You know you have 1 MiB of memory (maxed out for processor address size) and a 16 KiB cache (data size only, not counting extra bits) with 1 KiB blocks.

```
#define NUM_INTS 8192
int *A = malloc(NUM_INTS * sizeof(int)); // returns address 0x100000
int i, total = 0;
for (i = 0; i < NUM_INTS; i += 128) A[i] = i; // Line 1
for (i = 0; i < NUM_INTS; i += 128) total += A[i]; // Line 2</pre>
```

- a) What is the T:I:O breakup for the cache (assuming byte addressing)?6:4:10
- b) Calculate the hit percentage for the cache for the line marked "Line 1".

  Each step is 512 bytes or 128 ints. There are 256 ints per cache block. Thus we have a 50% hit rate.
- c) Calculate the hit percentage for the cache for the line marked "Line 2". We covered a 2^13 \* 2^2 = 2^15 = 32 KiB array with our first loop, meaning we knocked all our cache entries out in the second pass. Same hit rate as before!
- d) How could you optimize the computation? We could have fewer cache misses if we break up the loops to cover half the array at a time. Or only loop once and do both operations in the loop.

Now a completely different setup... Your cache now has 8-byte blocks and 128 rows, and memory has 22 bit addresses. The ARRAY\_SIZE is 4 MiB and A starts at a block boundary.

- a) What is the T:I:O breakup for the cache (assuming byte addressing)?12:7:3
- b) What is the cache size (data only, no tag and extra bits) in bytes?1 KiB
- c) What is the largest STRETCH that minimizes cache misses? 1024 if we assume our array is a byte array
- d) Given the STRETCH size from (c), what is the # of cache misses? One for every 8-byte block, so 4 Mi / 8 = 512 Kibi misses. Another check would be to say we have 128 blocks in our cache, we miss each block once per outer loop iteration, and we have 4 MiB / 1 KiB = 4 KiB outer loop iterations.

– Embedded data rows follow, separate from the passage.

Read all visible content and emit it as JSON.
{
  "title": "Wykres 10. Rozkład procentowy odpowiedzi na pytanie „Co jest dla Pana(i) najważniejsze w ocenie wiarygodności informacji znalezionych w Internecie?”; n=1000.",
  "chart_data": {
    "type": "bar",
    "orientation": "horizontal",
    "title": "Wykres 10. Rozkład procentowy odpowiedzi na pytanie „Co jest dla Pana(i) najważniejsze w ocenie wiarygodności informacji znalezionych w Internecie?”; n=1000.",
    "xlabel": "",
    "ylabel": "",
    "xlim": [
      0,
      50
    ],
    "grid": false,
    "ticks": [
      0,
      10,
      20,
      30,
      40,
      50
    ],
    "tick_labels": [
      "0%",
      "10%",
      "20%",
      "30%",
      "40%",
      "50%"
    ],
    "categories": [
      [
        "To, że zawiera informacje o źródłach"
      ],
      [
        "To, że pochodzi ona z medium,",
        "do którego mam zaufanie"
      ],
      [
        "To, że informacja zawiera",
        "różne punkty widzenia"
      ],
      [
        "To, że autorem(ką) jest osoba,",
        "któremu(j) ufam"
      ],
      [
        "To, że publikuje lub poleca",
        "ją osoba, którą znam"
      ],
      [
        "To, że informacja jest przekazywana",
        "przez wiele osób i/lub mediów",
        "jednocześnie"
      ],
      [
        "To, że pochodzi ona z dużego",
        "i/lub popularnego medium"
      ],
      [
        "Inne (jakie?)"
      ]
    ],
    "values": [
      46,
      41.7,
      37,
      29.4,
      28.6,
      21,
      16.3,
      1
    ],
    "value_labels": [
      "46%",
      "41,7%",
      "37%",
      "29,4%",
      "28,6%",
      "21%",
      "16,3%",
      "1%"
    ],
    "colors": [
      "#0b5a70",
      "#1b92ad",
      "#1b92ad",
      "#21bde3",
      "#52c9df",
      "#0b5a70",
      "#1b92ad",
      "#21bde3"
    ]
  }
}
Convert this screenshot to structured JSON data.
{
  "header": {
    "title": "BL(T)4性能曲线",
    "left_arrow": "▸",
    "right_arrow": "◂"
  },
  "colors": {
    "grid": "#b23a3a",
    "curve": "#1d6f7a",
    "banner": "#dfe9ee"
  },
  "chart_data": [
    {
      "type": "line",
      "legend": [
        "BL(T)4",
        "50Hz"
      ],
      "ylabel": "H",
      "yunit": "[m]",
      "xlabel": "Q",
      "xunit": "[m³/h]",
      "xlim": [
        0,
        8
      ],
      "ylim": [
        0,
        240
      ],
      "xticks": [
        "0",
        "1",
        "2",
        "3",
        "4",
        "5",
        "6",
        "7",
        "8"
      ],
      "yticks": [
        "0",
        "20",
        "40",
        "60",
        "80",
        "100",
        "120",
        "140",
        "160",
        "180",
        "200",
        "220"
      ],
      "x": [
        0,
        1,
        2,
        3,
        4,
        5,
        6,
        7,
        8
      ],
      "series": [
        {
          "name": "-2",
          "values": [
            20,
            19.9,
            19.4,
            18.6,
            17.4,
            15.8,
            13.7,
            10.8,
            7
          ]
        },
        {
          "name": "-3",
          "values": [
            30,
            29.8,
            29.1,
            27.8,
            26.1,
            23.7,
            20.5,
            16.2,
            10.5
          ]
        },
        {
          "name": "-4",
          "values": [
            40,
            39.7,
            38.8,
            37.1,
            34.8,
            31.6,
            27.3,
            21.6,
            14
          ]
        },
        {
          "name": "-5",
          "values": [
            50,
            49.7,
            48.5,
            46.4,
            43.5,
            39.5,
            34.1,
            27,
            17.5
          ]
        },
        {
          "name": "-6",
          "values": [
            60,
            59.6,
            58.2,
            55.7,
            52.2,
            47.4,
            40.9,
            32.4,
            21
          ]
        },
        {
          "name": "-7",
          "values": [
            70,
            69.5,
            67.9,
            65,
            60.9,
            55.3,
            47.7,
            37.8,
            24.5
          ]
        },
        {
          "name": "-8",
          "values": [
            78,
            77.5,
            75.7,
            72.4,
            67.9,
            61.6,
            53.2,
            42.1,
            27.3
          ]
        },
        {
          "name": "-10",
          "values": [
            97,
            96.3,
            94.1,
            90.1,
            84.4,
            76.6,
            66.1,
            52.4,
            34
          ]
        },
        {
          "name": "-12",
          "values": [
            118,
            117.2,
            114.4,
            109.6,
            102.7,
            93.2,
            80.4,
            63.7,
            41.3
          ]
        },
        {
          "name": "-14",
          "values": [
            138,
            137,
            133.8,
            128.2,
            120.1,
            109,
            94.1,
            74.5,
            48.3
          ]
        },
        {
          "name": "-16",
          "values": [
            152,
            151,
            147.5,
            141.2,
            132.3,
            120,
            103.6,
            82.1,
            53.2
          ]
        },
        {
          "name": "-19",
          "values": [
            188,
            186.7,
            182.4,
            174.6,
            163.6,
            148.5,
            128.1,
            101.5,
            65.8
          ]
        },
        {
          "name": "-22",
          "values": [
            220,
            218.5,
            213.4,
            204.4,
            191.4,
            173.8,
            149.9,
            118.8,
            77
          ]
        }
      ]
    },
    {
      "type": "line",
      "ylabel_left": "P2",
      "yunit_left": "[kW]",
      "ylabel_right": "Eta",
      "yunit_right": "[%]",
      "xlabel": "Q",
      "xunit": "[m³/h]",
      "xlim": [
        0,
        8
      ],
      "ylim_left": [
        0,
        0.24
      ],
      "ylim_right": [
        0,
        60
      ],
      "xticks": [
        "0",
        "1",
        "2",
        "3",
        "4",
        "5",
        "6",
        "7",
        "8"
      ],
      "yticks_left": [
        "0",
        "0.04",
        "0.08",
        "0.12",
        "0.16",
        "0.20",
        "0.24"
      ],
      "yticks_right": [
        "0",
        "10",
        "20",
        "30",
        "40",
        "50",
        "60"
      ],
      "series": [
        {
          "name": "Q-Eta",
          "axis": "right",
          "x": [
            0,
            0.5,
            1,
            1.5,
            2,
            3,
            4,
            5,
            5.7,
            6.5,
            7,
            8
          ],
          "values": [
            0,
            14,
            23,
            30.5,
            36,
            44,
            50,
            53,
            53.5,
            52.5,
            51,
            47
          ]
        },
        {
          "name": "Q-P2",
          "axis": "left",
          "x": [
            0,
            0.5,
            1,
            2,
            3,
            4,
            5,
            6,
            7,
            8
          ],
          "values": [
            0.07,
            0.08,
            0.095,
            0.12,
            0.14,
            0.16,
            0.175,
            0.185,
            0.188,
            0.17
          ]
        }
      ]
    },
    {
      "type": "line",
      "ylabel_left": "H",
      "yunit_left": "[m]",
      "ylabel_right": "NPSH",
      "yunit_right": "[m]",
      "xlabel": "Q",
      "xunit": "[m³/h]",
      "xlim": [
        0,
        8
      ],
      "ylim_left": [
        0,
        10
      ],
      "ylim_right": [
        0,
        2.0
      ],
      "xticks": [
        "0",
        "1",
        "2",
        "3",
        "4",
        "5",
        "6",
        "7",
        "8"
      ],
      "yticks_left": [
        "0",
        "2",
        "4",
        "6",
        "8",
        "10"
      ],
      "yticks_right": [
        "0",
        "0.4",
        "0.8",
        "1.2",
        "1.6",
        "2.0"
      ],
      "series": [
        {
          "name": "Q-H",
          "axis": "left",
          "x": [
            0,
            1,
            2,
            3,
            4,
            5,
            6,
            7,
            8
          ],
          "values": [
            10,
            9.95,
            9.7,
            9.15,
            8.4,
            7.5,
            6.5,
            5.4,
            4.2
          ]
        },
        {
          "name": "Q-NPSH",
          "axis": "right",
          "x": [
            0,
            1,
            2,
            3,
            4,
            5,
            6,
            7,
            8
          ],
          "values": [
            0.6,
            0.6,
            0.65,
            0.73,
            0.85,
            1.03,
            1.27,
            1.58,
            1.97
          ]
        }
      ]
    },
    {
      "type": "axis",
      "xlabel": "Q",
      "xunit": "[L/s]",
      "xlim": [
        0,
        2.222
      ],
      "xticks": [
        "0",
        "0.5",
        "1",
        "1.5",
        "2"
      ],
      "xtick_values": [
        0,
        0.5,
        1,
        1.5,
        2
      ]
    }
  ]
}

e) Given the STRETCH size from (c), if A does not start at a block boundary, roughly what is the # of cache misses for this case to the number you calculated in question (d) above? (e.g., 8x, 1/16<sup>th</sup>)

Now our last block will collide with our first block, meaning the first inner loop has an extra miss and the second inner loop has two misses. Thus where we used to have 128 misses per step of the outer loop, now we have 128+3 = 131 misses for the first, and 130 for the subsequent because the first access of the next loop will hit on what's left over by the previous loop.